This is cool, but it's a little hard to read in this orientation, and there are so many community names that you can't see all the names associated with each bar. I also don't like how each graph is made up of a bunch of little boxes instead of one large bar. 

So let's start by looking at it in a table and see which site communities have the most projects

In [30]:
# Now make a data frame that summarizes the number of projects in each community
hcid_community = hcid['SITE COMMUNITY'].value_counts().reset_index()

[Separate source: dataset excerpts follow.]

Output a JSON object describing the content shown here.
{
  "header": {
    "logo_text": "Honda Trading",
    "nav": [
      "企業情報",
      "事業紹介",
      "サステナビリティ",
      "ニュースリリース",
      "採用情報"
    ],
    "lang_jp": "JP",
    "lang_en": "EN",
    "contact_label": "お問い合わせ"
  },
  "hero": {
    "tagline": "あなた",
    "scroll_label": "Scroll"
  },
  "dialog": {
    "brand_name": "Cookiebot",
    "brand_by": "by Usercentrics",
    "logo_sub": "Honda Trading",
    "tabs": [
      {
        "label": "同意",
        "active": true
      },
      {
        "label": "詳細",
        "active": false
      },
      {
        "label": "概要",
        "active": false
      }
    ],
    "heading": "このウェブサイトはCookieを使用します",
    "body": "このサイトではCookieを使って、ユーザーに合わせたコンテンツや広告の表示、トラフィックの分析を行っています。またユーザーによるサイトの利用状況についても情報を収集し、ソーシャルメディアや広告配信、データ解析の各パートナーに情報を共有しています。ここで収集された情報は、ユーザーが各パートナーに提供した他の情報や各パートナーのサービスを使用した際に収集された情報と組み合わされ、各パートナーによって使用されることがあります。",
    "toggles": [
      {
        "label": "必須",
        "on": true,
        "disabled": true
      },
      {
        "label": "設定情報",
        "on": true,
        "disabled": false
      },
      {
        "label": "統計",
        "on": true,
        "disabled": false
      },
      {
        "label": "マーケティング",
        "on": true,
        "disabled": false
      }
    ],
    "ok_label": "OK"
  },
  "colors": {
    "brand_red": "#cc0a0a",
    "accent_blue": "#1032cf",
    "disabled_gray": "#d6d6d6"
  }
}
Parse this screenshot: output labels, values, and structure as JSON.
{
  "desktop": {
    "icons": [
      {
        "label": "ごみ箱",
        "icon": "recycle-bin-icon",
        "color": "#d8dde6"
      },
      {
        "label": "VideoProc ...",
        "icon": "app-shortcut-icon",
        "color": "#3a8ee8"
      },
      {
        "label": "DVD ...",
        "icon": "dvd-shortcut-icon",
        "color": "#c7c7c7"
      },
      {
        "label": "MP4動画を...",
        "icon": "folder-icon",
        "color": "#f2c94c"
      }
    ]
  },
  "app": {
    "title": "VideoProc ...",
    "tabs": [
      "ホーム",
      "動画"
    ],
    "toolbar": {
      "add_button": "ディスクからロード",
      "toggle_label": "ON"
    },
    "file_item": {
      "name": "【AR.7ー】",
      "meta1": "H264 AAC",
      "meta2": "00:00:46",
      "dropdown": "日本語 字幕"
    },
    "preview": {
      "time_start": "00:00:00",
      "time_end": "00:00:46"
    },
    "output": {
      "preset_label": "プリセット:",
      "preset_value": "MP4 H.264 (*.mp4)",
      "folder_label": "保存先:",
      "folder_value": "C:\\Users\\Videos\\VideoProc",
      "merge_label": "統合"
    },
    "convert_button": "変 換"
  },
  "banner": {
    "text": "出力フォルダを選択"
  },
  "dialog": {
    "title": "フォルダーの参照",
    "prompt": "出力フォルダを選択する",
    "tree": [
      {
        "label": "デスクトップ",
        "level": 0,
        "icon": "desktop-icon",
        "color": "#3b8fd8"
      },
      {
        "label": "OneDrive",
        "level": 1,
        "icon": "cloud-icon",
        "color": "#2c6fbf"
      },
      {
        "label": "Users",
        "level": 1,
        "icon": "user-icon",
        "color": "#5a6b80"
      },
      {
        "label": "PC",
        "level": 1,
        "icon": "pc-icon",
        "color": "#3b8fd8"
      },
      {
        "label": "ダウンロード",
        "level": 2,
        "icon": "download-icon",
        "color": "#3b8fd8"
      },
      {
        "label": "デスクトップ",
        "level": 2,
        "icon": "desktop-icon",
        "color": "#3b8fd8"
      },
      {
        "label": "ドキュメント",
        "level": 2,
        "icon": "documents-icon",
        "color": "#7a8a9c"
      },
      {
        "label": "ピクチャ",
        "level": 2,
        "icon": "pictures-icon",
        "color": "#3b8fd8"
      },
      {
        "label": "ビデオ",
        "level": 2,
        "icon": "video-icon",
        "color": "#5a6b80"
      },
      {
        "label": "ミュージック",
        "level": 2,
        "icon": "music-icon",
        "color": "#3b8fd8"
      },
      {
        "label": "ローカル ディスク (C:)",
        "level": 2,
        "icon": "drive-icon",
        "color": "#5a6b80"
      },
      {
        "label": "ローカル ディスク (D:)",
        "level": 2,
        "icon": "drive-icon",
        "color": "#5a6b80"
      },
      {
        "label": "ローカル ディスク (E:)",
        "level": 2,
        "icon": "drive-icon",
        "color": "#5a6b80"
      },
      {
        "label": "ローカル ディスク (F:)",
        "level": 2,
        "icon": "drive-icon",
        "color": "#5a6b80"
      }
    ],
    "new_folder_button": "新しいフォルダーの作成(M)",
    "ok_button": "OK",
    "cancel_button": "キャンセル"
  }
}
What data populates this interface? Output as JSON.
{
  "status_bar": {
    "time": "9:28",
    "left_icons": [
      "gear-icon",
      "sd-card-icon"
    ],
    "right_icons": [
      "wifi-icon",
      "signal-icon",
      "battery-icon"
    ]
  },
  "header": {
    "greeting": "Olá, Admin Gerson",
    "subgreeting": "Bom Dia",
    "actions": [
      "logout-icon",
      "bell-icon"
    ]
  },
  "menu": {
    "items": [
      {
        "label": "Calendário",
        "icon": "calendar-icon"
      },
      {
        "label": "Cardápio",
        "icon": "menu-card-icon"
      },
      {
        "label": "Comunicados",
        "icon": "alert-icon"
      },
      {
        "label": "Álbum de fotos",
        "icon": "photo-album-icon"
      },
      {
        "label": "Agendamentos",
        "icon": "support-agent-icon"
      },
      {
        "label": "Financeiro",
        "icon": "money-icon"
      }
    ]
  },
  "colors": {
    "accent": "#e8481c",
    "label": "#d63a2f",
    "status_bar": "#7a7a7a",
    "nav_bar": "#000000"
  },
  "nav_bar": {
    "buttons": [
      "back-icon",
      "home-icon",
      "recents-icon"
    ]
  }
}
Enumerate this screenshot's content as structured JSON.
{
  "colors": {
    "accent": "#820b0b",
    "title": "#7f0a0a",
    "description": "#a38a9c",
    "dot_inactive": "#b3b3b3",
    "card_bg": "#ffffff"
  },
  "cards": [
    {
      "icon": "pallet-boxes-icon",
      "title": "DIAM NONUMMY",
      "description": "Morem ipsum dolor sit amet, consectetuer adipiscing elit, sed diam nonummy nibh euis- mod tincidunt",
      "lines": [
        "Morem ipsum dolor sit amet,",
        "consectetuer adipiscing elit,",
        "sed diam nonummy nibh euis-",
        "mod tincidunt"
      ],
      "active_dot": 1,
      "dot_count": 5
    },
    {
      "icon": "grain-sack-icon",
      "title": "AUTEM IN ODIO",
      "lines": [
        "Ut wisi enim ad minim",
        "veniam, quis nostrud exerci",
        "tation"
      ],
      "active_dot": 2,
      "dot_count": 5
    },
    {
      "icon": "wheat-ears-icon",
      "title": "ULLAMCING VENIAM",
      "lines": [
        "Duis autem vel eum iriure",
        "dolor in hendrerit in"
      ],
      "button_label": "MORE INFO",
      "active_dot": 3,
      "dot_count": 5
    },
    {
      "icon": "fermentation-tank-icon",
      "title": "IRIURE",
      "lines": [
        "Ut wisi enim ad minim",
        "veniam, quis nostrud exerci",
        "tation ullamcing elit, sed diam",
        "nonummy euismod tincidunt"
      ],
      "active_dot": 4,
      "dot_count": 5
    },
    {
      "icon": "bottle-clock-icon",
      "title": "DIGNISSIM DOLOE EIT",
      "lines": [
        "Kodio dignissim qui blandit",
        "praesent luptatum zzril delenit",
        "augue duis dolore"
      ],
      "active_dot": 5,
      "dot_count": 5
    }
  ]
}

# Adjust the column headers so the names match the values below
hcid_community.columns = ['Site Community', 'Count']

# Show me the top 20
hcid_community.head(50)

Unnamed: 0,Site Community,Count
0,WESTLAKE,34
1,WHOLESALE DISTRICT,23
2,CENTRAL,19
3,HOLLYWOOD,17
4,EXPOSITION PARK,16
5,TEMPLE-BEAUDRY,15
6,MELROSE,14
7,PICO-UNION,14
8,WEST VERNON,14
9,UNIVERSITY PARK,14


Looks like there's a pretty clear trend here with Westlake coming out as the winner. To make our chart a little easier to digest let's limit it to the top 30, which appears to be communities with more than 6 projects.

In [31]:
# Make a bar graph of communities with more than 6 projects
px.bar(hcid_community[hcid_community['Count'] > 6],
       x='Site Community',
       y='Count',
       title='Top 30 communitities in the City of LA with HCIDLA Affordable Housing Projects',
      )

## Housing Type in Westlake
Let's see what type of affordable housing is being built in Westlake specifically

In [51]:
px.bar(hcid[hcid['SITE COMMUNITY'] == 'WESTLAKE'],
       x='HOUSING TYPE',
       title='HCIDLA Affordable Projects by Housing Type in Westlake',
      )

## Combining 

Let's go back to the main data set to see what type of housing is being built in each of the different communitites.

In [76]:
hcid_comm_type = hcid[[
 'NAME',
 'SITE COMMUNITY',
 'HOUSING TYPE',
]]

# group by site community and housing type, and let's get a count for each
hcid_grouped=hcid_comm_type.groupby(['SITE COMMUNITY','HOUSING TYPE']).count()[['NAME']]
hcid_grouped.head()

Unnamed: 0_level_0,Unnamed: 1_level_0,NAME
SITE COMMUNITY,HOUSING TYPE,Unnamed: 2_level_1
ADAMS-NORMANDIE,FAMILY,1
ADAMS-NORMANDIE,SENIORS,1
ALSACE,FAMILY,1
ANGELINO HEIGHTS,FAMILY,1
ATWATER VILLAGE,FAMILY,5


In [68]:
# flatten the multi-indexed dataframe
hcid_flat = hcid_grouped.reset_index()
hcid_flat

Unnamed: 0,SITE COMMUNITY,HOUSING TYPE,NAME
0,ADAMS-NORMANDIE,FAMILY,1
1,ADAMS-NORMANDIE,SENIORS,1
2,ALSACE,FAMILY,1
3,ANGELINO HEIGHTS,FAMILY,1
4,ATWATER VILLAGE,FAMILY,5
...,...,...,...
167,WHOLESALE DISTRICT,SPECIAL NEEDS,17
168,WILMINGTON,FAMILY,3
169,WILMINGTON,SENIORS,2
170,WILSHIRE CENTER,FAMILY,3


In [85]:
# make a bar chart
px.bar(hcid_flat,  
       x='SITE COMMUNITY',
       y='NAME',
       color='HOUSING TYPE', # this creates the "stack"
       title='HCIDLA Affordable Housing Projects by Housing Type'
      )

It looks like across the board, Family housing is the most common type of affordable housing. So let's just map that piece of the puzzle

# Mapping

In [86]:
# subset just the family type of housing
hcid_family = hcid[hcid['HOUSING TYPE'] == 'FAMILY']

# plot the family housing
fig = px.scatter_mapbox(hcid_family,
                        lat="SITE LATITUDE",
                        lon="SITE LONGITUDE",
                        hover_name="NAME", 
                        hover_data=["HOUSING TYPE", "SITE ADDRESS"], 
                        mapbox_style="carto-positron",
                        title='Affordable Housing for Families funded by HCIDLA'
                        )
# show the map
fig.show()